One of the biggest obstacles in confronting climate control is the lack of urgency. Even some of the people who see the forthcoming environmental destruction lack the motivation to act because they dismiss it as a problem for future generations. While the consequences are bound to get worse, the truth is that climate change is already killing people. As a new study demonstrates, extreme temperatures caused by global warming have triggered premature deaths as far back as the 1980s.
Researchers in Stockholm, Sweden looked specifically at the heat wave mortalities in their city between 1980 and 2009. By comparing the time to an earlier 30-year span, the scientists were able to conclude that moments of extreme heat were much more frequent. Moreover, the increased heat was responsible for an additional 300 deaths that would not have occurred otherwise.
With this same data, the scientists looked at the impact on Sweden as a whole. They calculated that another 1,500 people died throughout the nation because of the soaring temperatures over the same time period.

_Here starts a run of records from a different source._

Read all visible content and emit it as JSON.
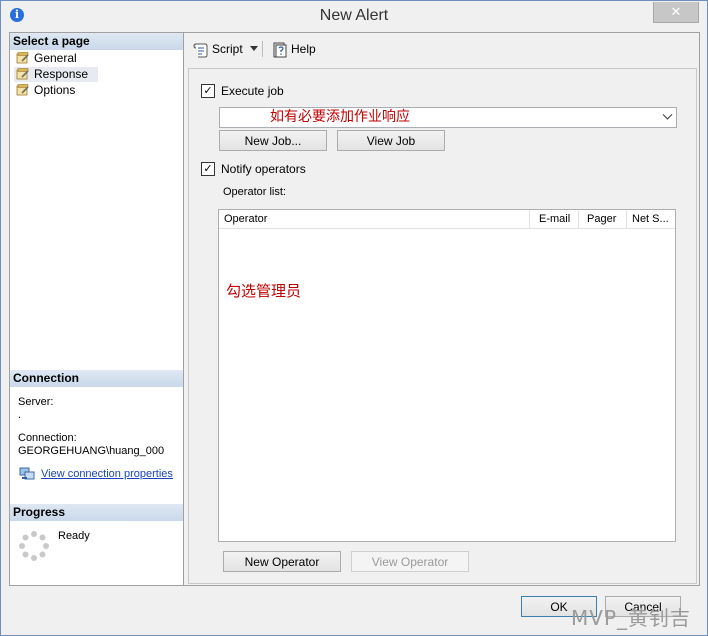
{
  "window": {
    "title": "New Alert",
    "close_glyph": "✕"
  },
  "left": {
    "select_page_header": "Select a page",
    "pages": [
      {
        "label": "General",
        "icon": "wrench-page-icon"
      },
      {
        "label": "Response",
        "icon": "wrench-page-icon",
        "selected": true
      },
      {
        "label": "Options",
        "icon": "wrench-page-icon"
      }
    ],
    "connection_header": "Connection",
    "server_label": "Server:",
    "server_value": ".",
    "connection_label": "Connection:",
    "connection_value": "GEORGEHUANG\\huang_000",
    "view_connection_link": "View connection properties",
    "progress_header": "Progress",
    "progress_status": "Ready"
  },
  "toolbar": {
    "script_label": "Script",
    "help_label": "Help"
  },
  "response": {
    "execute_job_label": "Execute job",
    "execute_job_checked": true,
    "job_combo_value": "如有必要添加作业响应",
    "new_job_button": "New Job...",
    "view_job_button": "View Job",
    "notify_operators_label": "Notify operators",
    "notify_operators_checked": true,
    "operator_list_label": "Operator list:",
    "columns": [
      "Operator",
      "E-mail",
      "Pager",
      "Net S..."
    ],
    "grid_annotation": "勾选管理员",
    "new_operator_button": "New Operator",
    "view_operator_button": "View Operator"
  },
  "footer": {
    "ok_button": "OK",
    "cancel_button": "Cancel"
  },
  "watermark": "MVP_黄钊吉",
  "colors": {
    "annotation_red": "#c00000",
    "link_blue": "#1a44b8",
    "section_header": "#c9d8ea"
  }
}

If the data were to be stretched to a global scale, the figure could easily exceed 1 million people.
Evidently, twice the number of people died from intense temperatures than would have without the impact of climate change. However, continually higher temperatures would certainly boost the mortality rate exponentially.
Some have argued that the fatality rate resulting from climate change would even out since, in contrast, fewer people would freeze during the milder winters. However, the researchers found that while winters are indeed becoming tamer overall, the erratic nature of climate change creates for more frequent extreme cold spurts. As a result, winter fatalities have actually increased by a small margin rather than declining.
Although experts expect the weather shifts to only get more severe over time, one way of reducing the number of deaths, particularly in the short term, would be to educate the public about the dangers of the extreme heat/cold. Encouraging people to more adequately prepare for unexpected temperatures would improve public safety, as well.
Though this study focused exclusively on extreme hot and cold weather created by climate change, certainly devastating natural disasters would also play a role in boosting the fatality rate. Thanks to climate change, hurricanes and other tremendous weather phenomenons are on the rise, leaving millions of victims in their wake.